Message-ID: <4CD45A5C.1050307@openwrt.org>
Date: Fri, 05 Nov 2010 20:26:20 +0100
From: Felix Fietkau <nbd@openwrt.org>
MIME-Version: 1.0
To: =?ISO-8859-1?Q?Bj=F6rn_Smedman?= <bjorn.smedman@venatech.se>
CC: linux-wireless <linux-wireless@vger.kernel.org>,
	"John W. Linville" <linville@tuxdriver.com>,
	"Luis R. Rodriguez" <lrodriguez@atheros.com>,
	Ben Greear <greearb@candelatech.com>
Subject: Re: [PATCH] ath9k: rework tx queue selection and fix queue stopping/waking
References: <4CD2AC85.1090806@openwrt.org> <AANLkTi=Qz1Px=wJBL+1TdsTN0EnJ0WOY_kf-XMNf=Vtp@mail.gmail.com>
In-Reply-To: <AANLkTi=Qz1Px=wJBL+1TdsTN0EnJ0WOY_kf-XMNf=Vtp@mail.gmail.com>
Content-Type: text/plain; charset=ISO-8859-1
Sender: linux-wireless-owner@vger.kernel.org

On 2010-11-05 12:35 PM, Bj?rn Smedman wrote:
> On Thu, Nov 4, 2010 at 1:52 PM, Felix Fietkau <nbd@openwrt.org> wrote:
>> The main source of these issues is that in some places the queue is
>> selected via skb queue mapping in places where this mapping may no
>> longer be valid. One such place is when data frames are transmitted via
>> the CAB queue (for powersave buffered frames).

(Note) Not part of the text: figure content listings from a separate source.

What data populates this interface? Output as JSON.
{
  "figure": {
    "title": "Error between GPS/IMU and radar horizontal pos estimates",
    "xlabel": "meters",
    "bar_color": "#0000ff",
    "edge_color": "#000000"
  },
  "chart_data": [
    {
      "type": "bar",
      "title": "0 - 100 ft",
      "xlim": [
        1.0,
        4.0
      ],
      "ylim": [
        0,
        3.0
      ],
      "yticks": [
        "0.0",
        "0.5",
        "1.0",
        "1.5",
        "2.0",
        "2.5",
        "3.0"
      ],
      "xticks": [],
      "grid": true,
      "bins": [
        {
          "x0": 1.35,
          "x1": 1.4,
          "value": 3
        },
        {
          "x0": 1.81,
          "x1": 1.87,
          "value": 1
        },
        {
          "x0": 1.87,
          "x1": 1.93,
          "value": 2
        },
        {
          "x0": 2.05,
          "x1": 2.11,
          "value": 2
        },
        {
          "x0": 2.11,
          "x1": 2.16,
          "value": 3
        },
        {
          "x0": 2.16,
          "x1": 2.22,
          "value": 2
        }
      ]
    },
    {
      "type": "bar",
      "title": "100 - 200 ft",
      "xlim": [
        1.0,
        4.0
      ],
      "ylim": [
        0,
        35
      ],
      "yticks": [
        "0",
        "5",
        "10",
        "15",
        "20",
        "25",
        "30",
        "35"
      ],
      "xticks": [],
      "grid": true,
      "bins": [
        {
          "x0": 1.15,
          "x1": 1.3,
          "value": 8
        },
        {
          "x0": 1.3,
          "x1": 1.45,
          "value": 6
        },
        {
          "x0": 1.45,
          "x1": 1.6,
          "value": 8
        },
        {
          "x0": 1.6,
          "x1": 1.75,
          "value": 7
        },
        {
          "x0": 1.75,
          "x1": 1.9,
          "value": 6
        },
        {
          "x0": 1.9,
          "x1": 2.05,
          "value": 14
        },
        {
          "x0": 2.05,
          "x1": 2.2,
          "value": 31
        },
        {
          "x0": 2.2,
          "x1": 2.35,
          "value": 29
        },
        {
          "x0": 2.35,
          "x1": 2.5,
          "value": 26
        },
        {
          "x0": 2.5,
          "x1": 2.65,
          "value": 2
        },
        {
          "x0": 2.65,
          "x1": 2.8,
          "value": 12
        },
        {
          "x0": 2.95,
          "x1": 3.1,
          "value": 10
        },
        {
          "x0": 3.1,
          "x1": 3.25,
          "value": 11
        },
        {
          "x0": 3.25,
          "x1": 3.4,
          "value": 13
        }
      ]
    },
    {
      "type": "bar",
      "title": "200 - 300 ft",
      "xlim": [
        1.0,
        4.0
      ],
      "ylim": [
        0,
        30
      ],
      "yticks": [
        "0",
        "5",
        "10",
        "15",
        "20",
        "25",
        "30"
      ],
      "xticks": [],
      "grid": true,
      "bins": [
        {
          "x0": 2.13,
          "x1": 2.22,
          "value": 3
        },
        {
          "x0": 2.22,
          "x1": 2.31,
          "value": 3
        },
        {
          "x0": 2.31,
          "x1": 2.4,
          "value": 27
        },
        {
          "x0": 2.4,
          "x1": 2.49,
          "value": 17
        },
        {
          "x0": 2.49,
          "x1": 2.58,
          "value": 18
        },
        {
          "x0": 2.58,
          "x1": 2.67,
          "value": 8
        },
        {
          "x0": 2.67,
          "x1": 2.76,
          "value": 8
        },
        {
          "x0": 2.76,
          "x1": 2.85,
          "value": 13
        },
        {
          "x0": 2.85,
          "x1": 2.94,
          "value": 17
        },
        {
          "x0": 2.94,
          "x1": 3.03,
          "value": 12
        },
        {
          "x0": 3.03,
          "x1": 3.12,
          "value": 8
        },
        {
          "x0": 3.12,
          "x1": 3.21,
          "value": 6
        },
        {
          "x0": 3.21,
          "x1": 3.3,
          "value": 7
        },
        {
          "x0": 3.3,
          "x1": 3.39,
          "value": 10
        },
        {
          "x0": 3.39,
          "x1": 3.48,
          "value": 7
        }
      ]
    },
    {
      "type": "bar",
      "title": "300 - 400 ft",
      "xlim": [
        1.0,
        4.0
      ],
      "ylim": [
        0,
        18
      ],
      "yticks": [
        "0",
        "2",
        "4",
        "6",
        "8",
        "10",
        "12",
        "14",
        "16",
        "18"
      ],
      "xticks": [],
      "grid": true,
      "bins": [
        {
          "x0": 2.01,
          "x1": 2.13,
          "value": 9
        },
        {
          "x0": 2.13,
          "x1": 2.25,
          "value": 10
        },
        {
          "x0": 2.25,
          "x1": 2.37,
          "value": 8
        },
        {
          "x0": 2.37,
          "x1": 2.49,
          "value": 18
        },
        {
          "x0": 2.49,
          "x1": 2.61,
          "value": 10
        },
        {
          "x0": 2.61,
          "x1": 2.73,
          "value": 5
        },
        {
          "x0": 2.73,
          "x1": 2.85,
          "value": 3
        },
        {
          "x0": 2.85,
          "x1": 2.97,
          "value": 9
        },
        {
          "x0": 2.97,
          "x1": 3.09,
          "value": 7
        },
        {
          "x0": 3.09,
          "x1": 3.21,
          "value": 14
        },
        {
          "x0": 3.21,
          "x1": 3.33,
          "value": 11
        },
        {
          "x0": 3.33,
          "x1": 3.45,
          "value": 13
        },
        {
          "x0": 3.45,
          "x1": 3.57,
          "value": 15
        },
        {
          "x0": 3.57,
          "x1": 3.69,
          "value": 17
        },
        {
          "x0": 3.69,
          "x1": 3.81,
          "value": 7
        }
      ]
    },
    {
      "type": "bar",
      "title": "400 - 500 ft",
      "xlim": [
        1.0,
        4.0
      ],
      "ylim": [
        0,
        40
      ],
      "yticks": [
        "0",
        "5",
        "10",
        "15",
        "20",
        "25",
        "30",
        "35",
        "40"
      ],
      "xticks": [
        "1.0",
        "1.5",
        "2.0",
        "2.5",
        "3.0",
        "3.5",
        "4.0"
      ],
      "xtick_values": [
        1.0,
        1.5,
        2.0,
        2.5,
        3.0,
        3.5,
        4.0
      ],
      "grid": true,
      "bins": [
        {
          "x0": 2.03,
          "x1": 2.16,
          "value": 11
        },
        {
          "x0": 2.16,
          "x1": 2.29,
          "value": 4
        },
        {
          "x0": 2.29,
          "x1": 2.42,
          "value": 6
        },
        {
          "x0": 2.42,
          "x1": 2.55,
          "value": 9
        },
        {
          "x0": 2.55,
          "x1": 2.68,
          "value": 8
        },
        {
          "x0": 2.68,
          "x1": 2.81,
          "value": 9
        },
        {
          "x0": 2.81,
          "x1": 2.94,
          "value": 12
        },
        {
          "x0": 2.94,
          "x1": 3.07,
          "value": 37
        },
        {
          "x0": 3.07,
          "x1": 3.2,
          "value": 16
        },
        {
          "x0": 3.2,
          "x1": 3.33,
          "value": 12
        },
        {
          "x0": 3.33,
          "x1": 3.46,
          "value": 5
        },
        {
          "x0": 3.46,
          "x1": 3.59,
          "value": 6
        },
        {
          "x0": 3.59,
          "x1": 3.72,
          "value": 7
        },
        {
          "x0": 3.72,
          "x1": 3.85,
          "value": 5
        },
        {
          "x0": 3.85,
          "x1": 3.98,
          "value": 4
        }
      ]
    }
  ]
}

This is made even worse
>> by a lookup WMM AC values from the assigned tx queue (which is
>> undefined for the CAB queue).
>>
>> This messed up the pending frame counting, which in turn caused issues
>> with queues getting stopped, but not woken again.
> 
> I took another look and isn't there one more way we can put the queue
> to sleep forever: if the mac80211 queue is stopped and the ath9k txq
> then drained for some reason. Could there be some other way skbs can
> leave the tx pipeline without the mac80211 queue getting woken up
> again?
The only place where I can see this happening is on a channel change.
This can be fixed by implementing the flush() driver op, but I think
that should be done in a separate patch later.
A flush triggered by a hardware reset (due to some stuck condition or bb
lockup) is safe, because that wakes the queues after the reset.

>> To ensure consistency wrt. pending frame count tracking, these counters
>> are moved to the ath_txq struct, updated with the txq lock held, but
>> only where the tx queue selected by the skb queue map actually matches
>> the tx queue used by the driver for the frame.
> 
> I was thinking. Now we check for counting imbalance in one direction
> (down) and actually found something if I understand correctly. Would
> it be possible to check the catastropic case as well, i.e. that we are
> off in the upward direction so that pending_frames stays so high that
> mac80211 queues lock up forever? Perhaps when we drain the txq or
> unload the driver or something we could do a WARN_ON(pending_frames !=
> 0)?
I guess we could do that, but unloading the driver isn't usually done
very often ;)
We might as well just add the pending frame count to the debugfs xmit
entry later...

- Felix